Über lange Zeit hat sich der ethnografische Blick immer von uns weg gerichtet – auf „die anderen“, die wir nicht als Teil von uns selbst begreifen. Spätestens mit „Petit à petit” hat Jean Rouch diesen Blick umgedreht und uns unsere eigenen Untersuchungsmethoden vor Augen geführt. In den 80er und 90er Jahren hat die Ethnografie neue Wege beschritten, den Blick nach innen verlegt und die Frage gestellt: Was ist eigentlich für wen das „Eigene“ und was „das Fremde“? Das Videoprojekt „Unser Ausland“ geht diesen Weg konsequent weiter: Wenn Menschen sich zwischen verschiedenen Kulturen bewegen, zerbricht die Einheit des homogenen „Eigenen“ und macht Platz für neue
Blickwinkel, die sich dem eigenen Umfeld von außen her annähern. „Menschen aus fast allen Ländern der Welt leben in Berlin oder besuchen die Stadt für ein paar Wochen, Monate, Jahre. Was sie mitbringen, ist ihr spezieller Blick, der zu Vergleichen mit den ihnen vertrauten Lebensweisen, Kulturen und Umgangsformen reizt. Manche von ihnen entwickeln in dieser Disziplin ethnografische Meisterschaft, denn
genau wie in der klassischen Feldforschung leben sie Tür an Tür mit den Einheimischen.“ Auf Grundlage dieser Überlegungen hat Dorothee
Wenner 1997 eine Kolumne für die Zeit geschrieben. 26 Personen aus unterschiedlichen Ländern, unterschiedlichen Alters und in unterschiedlichen Berufen erzählten, was ihnen hierzulande auffällt, was ihnen behagt und was nicht. Die Resonanz war erstaunlich: Viele nicht-deutsche LeserInnen schrieben lange Briefe über ihre eigenen Erfahrungen, die Interviewten selbst wurden zu Talkshows eingeladen, und mehrere europäische Schulbuchverlage druckten die Texte für den Deutschunterricht nach. Für eine dreimonatige Wanderausstellung wurde das Konzept auf audiovisueller Ebene weiterentwikkelt. In einer komplexen Videoinstallation beschreiben in Berlin wohnhafte AusländerInnen die Besonderheiten der Deutschen und ihrer Kultur. Sie tun dies nicht aus dem Blickwinkel der „Fremden“, sondern als ausgewiesene ExpertInnen für ein spezielles Fach, eine besondere Profession.
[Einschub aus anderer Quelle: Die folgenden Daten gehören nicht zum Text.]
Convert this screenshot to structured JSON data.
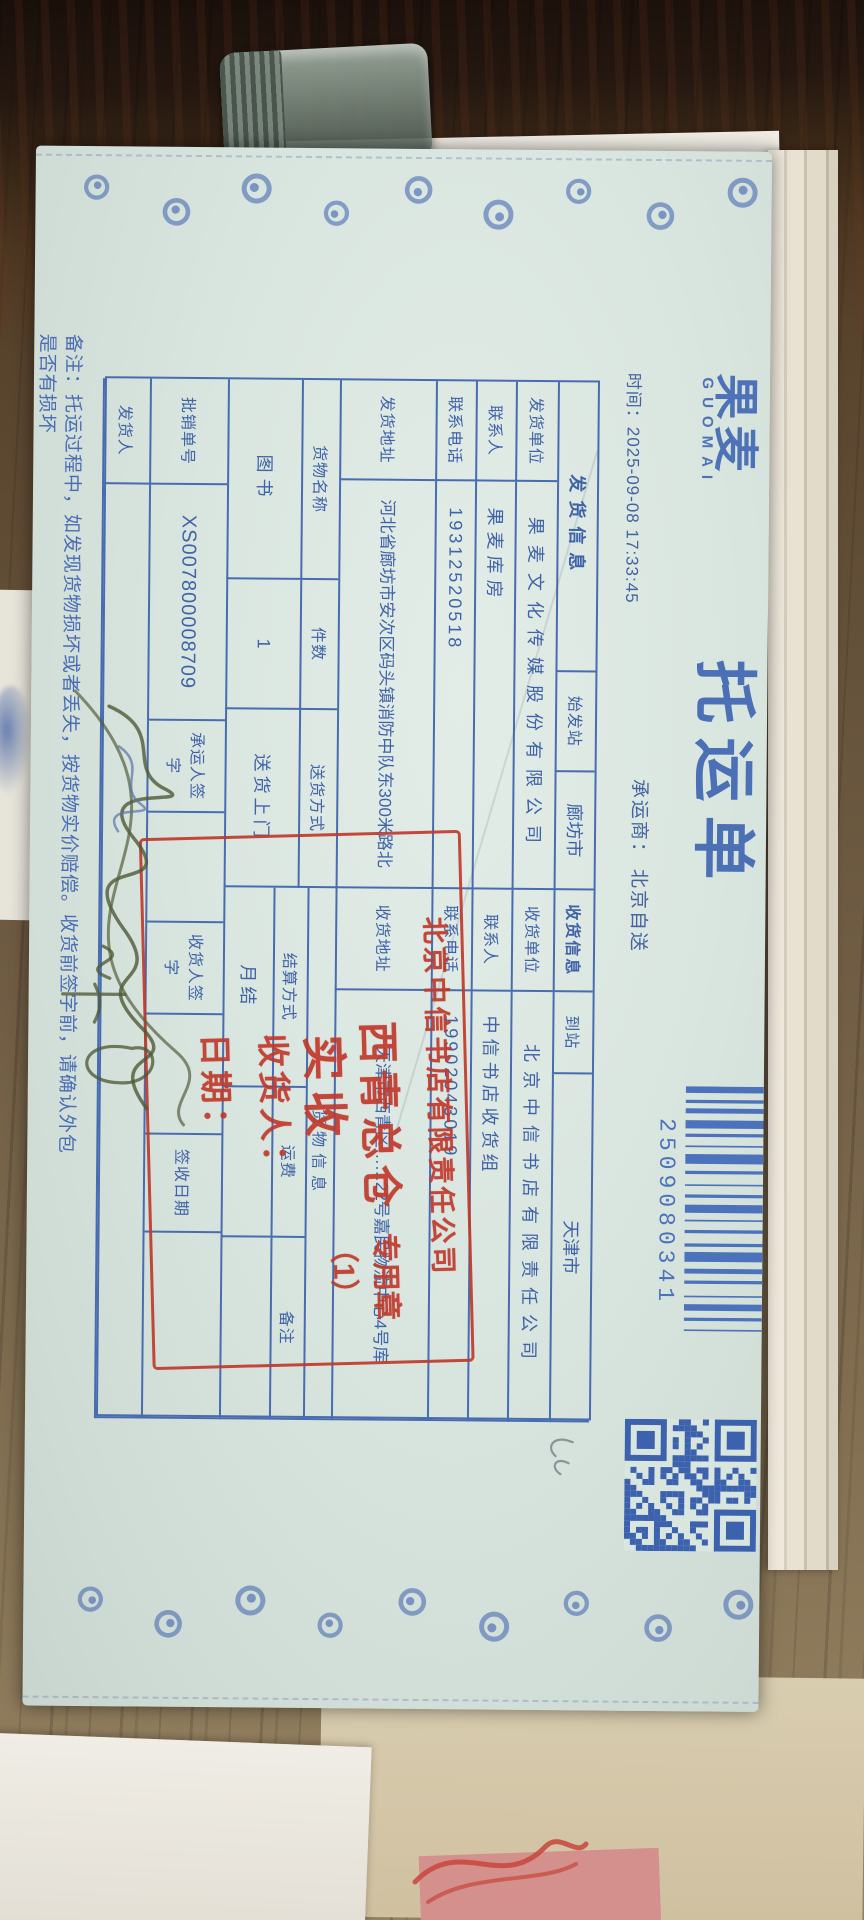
{
  "header": {
    "brand": "果麦",
    "brand_en": "GUOMAI",
    "title": "托运单",
    "time_label": "时间：",
    "time_value": "2025-09-08 17:33:45",
    "carrier_label": "承运商：",
    "carrier_value": "北京自送",
    "barcode_number": "2509080341"
  },
  "shipper": {
    "section": "发货信息",
    "origin_label": "始发站",
    "origin": "廊坊市",
    "unit_label": "发货单位",
    "unit": "果麦文化传媒股份有限公司",
    "contact_label": "联系人",
    "contact": "果麦库房",
    "phone_label": "联系电话",
    "phone": "19312520518",
    "addr_label": "发货地址",
    "addr": "河北省廊坊市安次区码头镇消防中队东300米路北"
  },
  "receiver": {
    "section": "收货信息",
    "dest_label": "到站",
    "dest": "天津市",
    "unit_label": "收货单位",
    "unit": "北京中信书店有限责任公司",
    "contact_label": "联系人",
    "contact": "中信书店收货组",
    "phone_label": "联系电话",
    "phone": "19902043019",
    "addr_label": "收货地址",
    "addr": "天津市西青区……22号嘉民物流中心4号库"
  },
  "goods": {
    "section": "货物信息",
    "name_label": "货物名称",
    "name": "图书",
    "pieces_label": "件数",
    "pieces": "1",
    "delivery_label": "送货方式",
    "delivery": "送货上门",
    "settle_label": "结算方式",
    "settle": "月结",
    "freight_label": "运费",
    "freight": "",
    "remark_label": "备注",
    "remark": ""
  },
  "footer": {
    "batch_label": "批销单号",
    "batch": "XS007800008709",
    "carrier_sign_label": "承运人签字",
    "receiver_sign_label": "收货人签字",
    "sign_date_label": "签收日期",
    "shipper_sign_label": "发货人"
  },
  "stamp": {
    "company": "北京中信书店有限责任公司",
    "warehouse": "西青总仓",
    "seal": "专用章（1）",
    "received": "实收",
    "receiver_label": "收货人：",
    "date_label": "日期："
  },
  "note": {
    "line1": "备注：托运过程中，如发现货物损坏或者丢失，按货物实价赔偿。收货前签字前，请确认外包",
    "line2": "是否有损坏"
  }
}
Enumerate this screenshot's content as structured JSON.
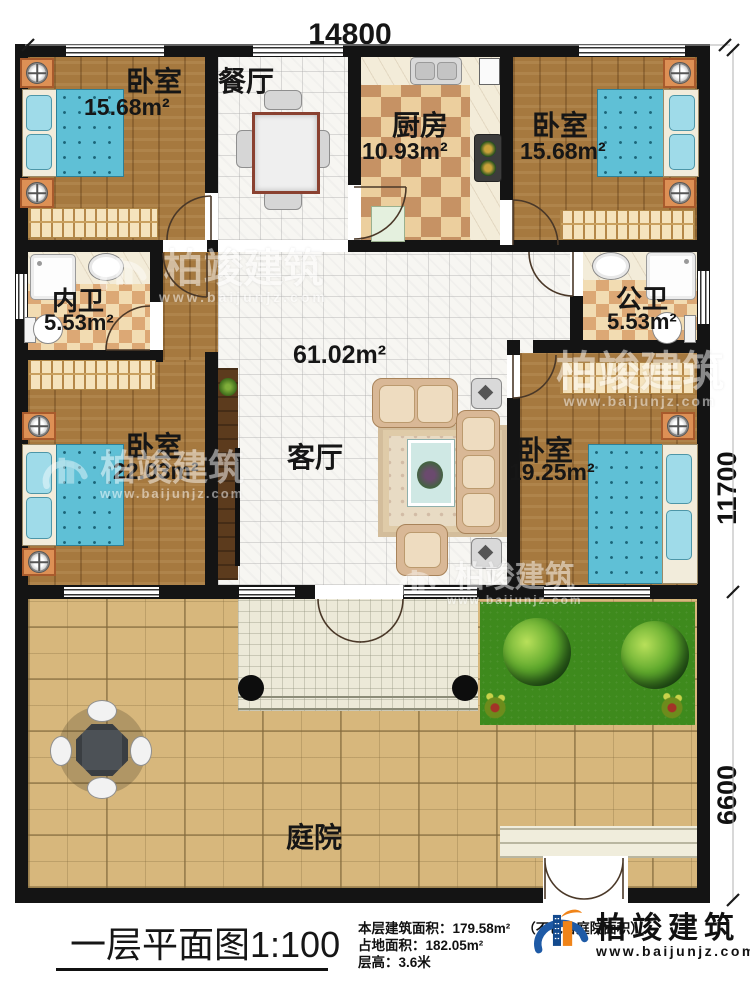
{
  "plan": {
    "title": "一层平面图1:100",
    "dimensions": {
      "width_top": "14800",
      "height_upper": "11700",
      "height_lower": "6600"
    },
    "rooms": {
      "bedroom_tl": {
        "name": "卧室",
        "area": "15.68m²"
      },
      "dining": {
        "name": "餐厅"
      },
      "kitchen": {
        "name": "厨房",
        "area": "10.93m²"
      },
      "bedroom_tr": {
        "name": "卧室",
        "area": "15.68m²"
      },
      "bath_inner": {
        "name": "内卫",
        "area": "5.53m²"
      },
      "bath_public": {
        "name": "公卫",
        "area": "5.53m²"
      },
      "bedroom_bl": {
        "name": "卧室",
        "area": "22.03m²"
      },
      "living": {
        "name": "客厅",
        "hall_area": "61.02m²"
      },
      "bedroom_br": {
        "name": "卧室",
        "area": "19.25m²"
      },
      "courtyard": {
        "name": "庭院"
      }
    }
  },
  "footer": {
    "stats": [
      {
        "label": "本层建筑面积：",
        "value": "179.58m²",
        "note": "（不包含庭院面积）"
      },
      {
        "label": "占地面积：",
        "value": "182.05m²",
        "note": ""
      },
      {
        "label": "层高：",
        "value": "3.6米",
        "note": ""
      }
    ],
    "brand": {
      "name": "柏竣建筑",
      "url": "www.baijunjz.com"
    }
  },
  "watermark": {
    "name": "柏竣建筑",
    "url": "www.baijunjz.com"
  },
  "colors": {
    "accent_blue": "#1e5aa6",
    "accent_orange": "#f08419",
    "wall": "#141414"
  }
}
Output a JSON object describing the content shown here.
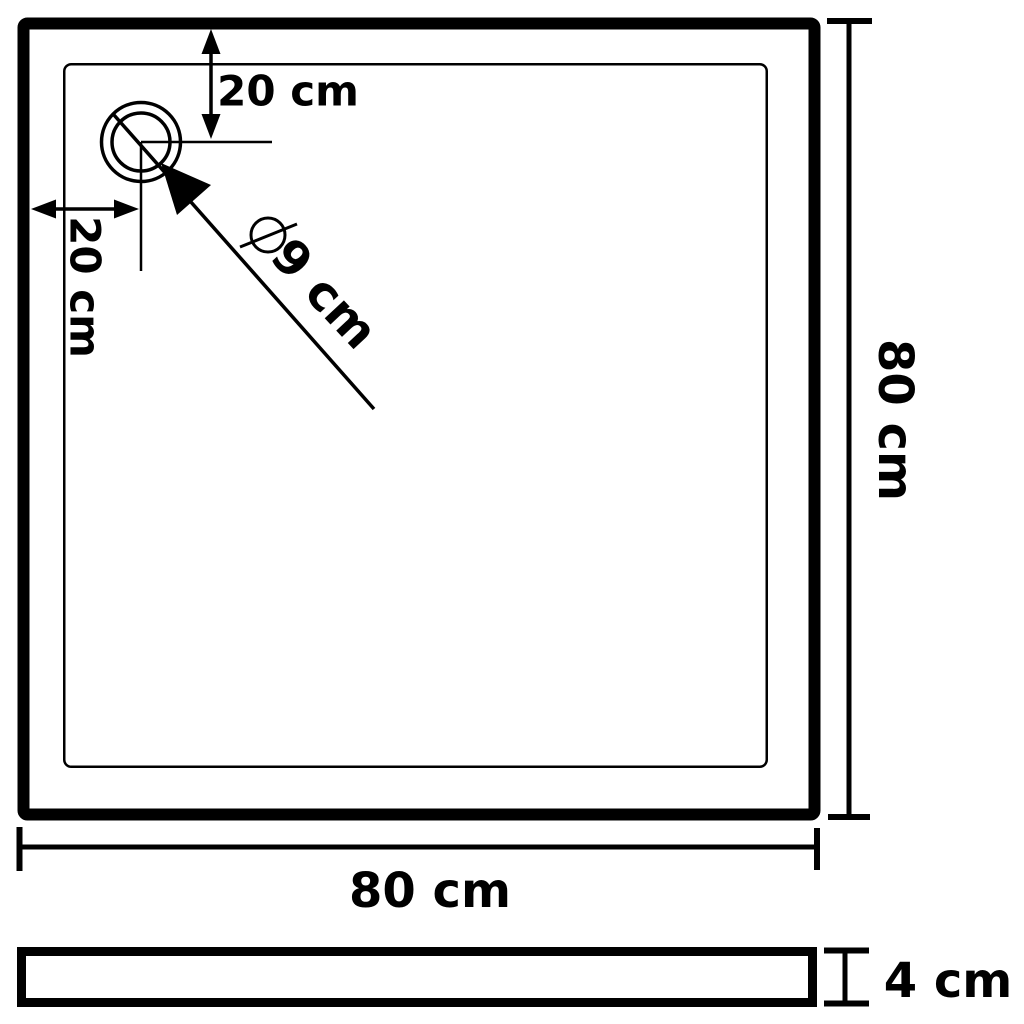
{
  "colors": {
    "background": "#ffffff",
    "line": "#000000"
  },
  "top_view": {
    "width_label": "80 cm",
    "height_label": "80 cm",
    "drain": {
      "offset_top": "20 cm",
      "offset_left": "20 cm",
      "diameter_symbol": "⌀",
      "diameter": "9 cm"
    }
  },
  "side_view": {
    "thickness": "4 cm"
  }
}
So beschäftigt sich z. B. der russische Schriftsteller
Vladimir Kaminer in der „Russendisko“ mit deutschen Männern und ihrem Verhältnis zu russischen Frauen, die burundische Juristin Jocelyn
Ntikahavuye betrachtet das modisch durchgestylte Leben angehender Juristinnen auf dem Campus, die koreanische Heilpraktikerin Sui Eu Ok verzweifelt an der Enge deutscher Friedhöfe, die französische Schlagersängerin Françoise Cactus begutachtet das problematische Verhältnis der Deutschen zu ihrem Haupthaar und der Automechaniker Augustine Tullah aus Sierra Leone wundert sich über die noch immer starke Verbreitung der Autokrankheit. Für die Werkleitz Biennale wird ein Teil der zehn Kurzfilme in einer Preview vorgestellt.